И мы смотрим друг на друга, каждая со своей правдой, каждая при своем. Краем глаза я замечаю, что за стеклянными дверьми все под видом работы поглядывают на нас. Словно наблюдают финальный акт драмы. Ловлю взгляд Дины издалека, в котором словно читается: «Может, не надо?» А что не надо? Меня захлестывает отчаяние и разочарование. Вдруг я понимаю, что не будет никакого финального аккорда, никакой завершающей сцены, где все разъясняется, люди говорят друг другу то, что хотели сказать, каждый осознает свою ошибку, винится, они обнимаются, лучи заходящего солнца высветляют их объятье, превращая их в тонкие силуэты, и, наконец, неумолимость кинематографического хронометража заставляет исчезнуть и этот свет, а на черном фоне появляются белые буквы «Конец». Не будет никакого финального примирения, потому что это не фильм, а жизнь наплевательски пренебрегает столь удобными финальными точками. Только многоточие и сумрак собственной совести. No closure.
Неужели все бессмысленно, и это так и закончится?

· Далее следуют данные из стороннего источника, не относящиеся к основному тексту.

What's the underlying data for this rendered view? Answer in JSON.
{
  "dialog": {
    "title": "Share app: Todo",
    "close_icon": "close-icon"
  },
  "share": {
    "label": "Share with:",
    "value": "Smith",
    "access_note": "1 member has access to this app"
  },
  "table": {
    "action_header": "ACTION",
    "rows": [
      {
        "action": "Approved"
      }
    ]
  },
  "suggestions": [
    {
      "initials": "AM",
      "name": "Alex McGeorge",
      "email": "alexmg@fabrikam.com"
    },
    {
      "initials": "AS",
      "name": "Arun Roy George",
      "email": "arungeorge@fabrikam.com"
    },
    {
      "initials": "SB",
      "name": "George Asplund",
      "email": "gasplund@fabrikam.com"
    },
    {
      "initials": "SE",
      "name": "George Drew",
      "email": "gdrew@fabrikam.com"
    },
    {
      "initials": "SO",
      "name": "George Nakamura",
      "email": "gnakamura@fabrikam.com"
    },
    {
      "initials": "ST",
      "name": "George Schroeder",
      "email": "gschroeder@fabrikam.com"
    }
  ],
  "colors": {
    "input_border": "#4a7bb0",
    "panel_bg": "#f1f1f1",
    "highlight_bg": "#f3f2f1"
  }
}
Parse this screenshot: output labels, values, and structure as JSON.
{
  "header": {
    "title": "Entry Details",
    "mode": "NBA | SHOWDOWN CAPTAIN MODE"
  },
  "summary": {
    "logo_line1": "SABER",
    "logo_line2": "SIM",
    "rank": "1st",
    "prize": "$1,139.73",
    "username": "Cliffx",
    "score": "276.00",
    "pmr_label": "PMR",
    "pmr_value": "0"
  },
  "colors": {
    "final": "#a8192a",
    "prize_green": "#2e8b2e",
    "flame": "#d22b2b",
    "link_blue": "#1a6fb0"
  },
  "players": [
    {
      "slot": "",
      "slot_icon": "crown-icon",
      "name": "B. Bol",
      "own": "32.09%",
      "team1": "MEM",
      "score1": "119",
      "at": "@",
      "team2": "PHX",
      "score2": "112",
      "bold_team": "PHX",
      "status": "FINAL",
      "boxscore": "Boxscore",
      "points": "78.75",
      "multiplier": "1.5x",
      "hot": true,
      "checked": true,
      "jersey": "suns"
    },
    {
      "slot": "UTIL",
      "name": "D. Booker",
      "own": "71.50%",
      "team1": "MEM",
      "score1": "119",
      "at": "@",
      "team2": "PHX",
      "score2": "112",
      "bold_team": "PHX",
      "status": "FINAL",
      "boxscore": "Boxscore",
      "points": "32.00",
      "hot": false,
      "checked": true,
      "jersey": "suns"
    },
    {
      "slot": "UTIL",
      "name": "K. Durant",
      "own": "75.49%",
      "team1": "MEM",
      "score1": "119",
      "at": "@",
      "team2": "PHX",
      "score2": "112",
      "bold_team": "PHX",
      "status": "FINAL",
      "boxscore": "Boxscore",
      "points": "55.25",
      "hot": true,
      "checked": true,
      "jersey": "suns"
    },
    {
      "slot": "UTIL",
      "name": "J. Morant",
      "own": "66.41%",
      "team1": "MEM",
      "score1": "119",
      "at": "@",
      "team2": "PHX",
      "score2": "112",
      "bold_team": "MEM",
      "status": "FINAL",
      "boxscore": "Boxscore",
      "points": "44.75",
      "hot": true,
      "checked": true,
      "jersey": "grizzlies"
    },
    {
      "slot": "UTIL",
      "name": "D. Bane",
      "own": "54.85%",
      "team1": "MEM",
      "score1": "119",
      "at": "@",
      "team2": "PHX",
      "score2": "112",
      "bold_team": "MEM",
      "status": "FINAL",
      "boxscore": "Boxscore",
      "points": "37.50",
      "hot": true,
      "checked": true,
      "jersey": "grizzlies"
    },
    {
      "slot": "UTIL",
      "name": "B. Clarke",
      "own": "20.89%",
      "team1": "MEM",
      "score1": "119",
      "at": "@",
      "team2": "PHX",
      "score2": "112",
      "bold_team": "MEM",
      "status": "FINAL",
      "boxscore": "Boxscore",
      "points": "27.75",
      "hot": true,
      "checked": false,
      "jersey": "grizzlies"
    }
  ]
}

…Я стою, упершись лбом в огромную стеклянную стену на другой стороне нашего этажа, чтобы никто меня случайно не видел, и смотрю за окно. Мне нужно с кем-то поговорить, но в офисе уже почти никого нет. Да если бы кто-то и был. С кем поговоришь о таком? Люди из другого департамента поглядывают в мою сторону, но мне все равно. Они сами по себе, а я — сама по себе. Со стороны кухни выходит женщина-кошка, единственная, кого я здесь знаю. Да и не знаю я ее. Даже как ее зовут, не знаю — просто запомнила тогда с самого первого тренинга. Она идет по коридору в юбке-карандаш и белой блузе. На ногах — строгие туфли на огромном каблуке. На губах — красная помада. Как, интересно, у нее все сложилось? Как она прижилась здесь? Проходя мимо, она вежливо улыбается, щуря свои кошачьи глаза. Возможно, дела у нее получше, чем у меня. Она англичанка — наверняка ей здесь проще. А мне? Мне было не проще. Я не прижилась, сколько ни старалась.
Перед глазами опять проносится прошедший год. Сначала я пыталась вписаться в эту действительность. Я еще не понимала, что это игра, принимала всё за чистую монету. Потом поняла, что это ненастоящее и важно не играть, а сохранить себя. Но как это сделать, не пытаясь хоть что-то менять? Как же я могу изменить эту игру? Была самонадеянна, думала, можно просто говорить всем то, что считаешь верным, добросовестно выполнять свою работу, а при виде явной несправедливости не молчать, и этого будет достаточно. Откуда такая наивность? Здесь все совсем не так работало.
А можно ли здесь что-то изменить в принципе? Сложившуюся систему? Да! Или нет. Неизвестно. Результат не гарантирован, и, как сказал однажды Лешек, отвечать ты можешь только за то, как ты сыграешь собственную партию. А можно, например, не играть никакую партию, а всего лишь не быть частью игры. Однажды нужно перестать бороться и играть в надуманные игры. Сам факт такой игры — уже ошибка, попытка выдать искусственное за настоящее. Сама битва иллюзорна.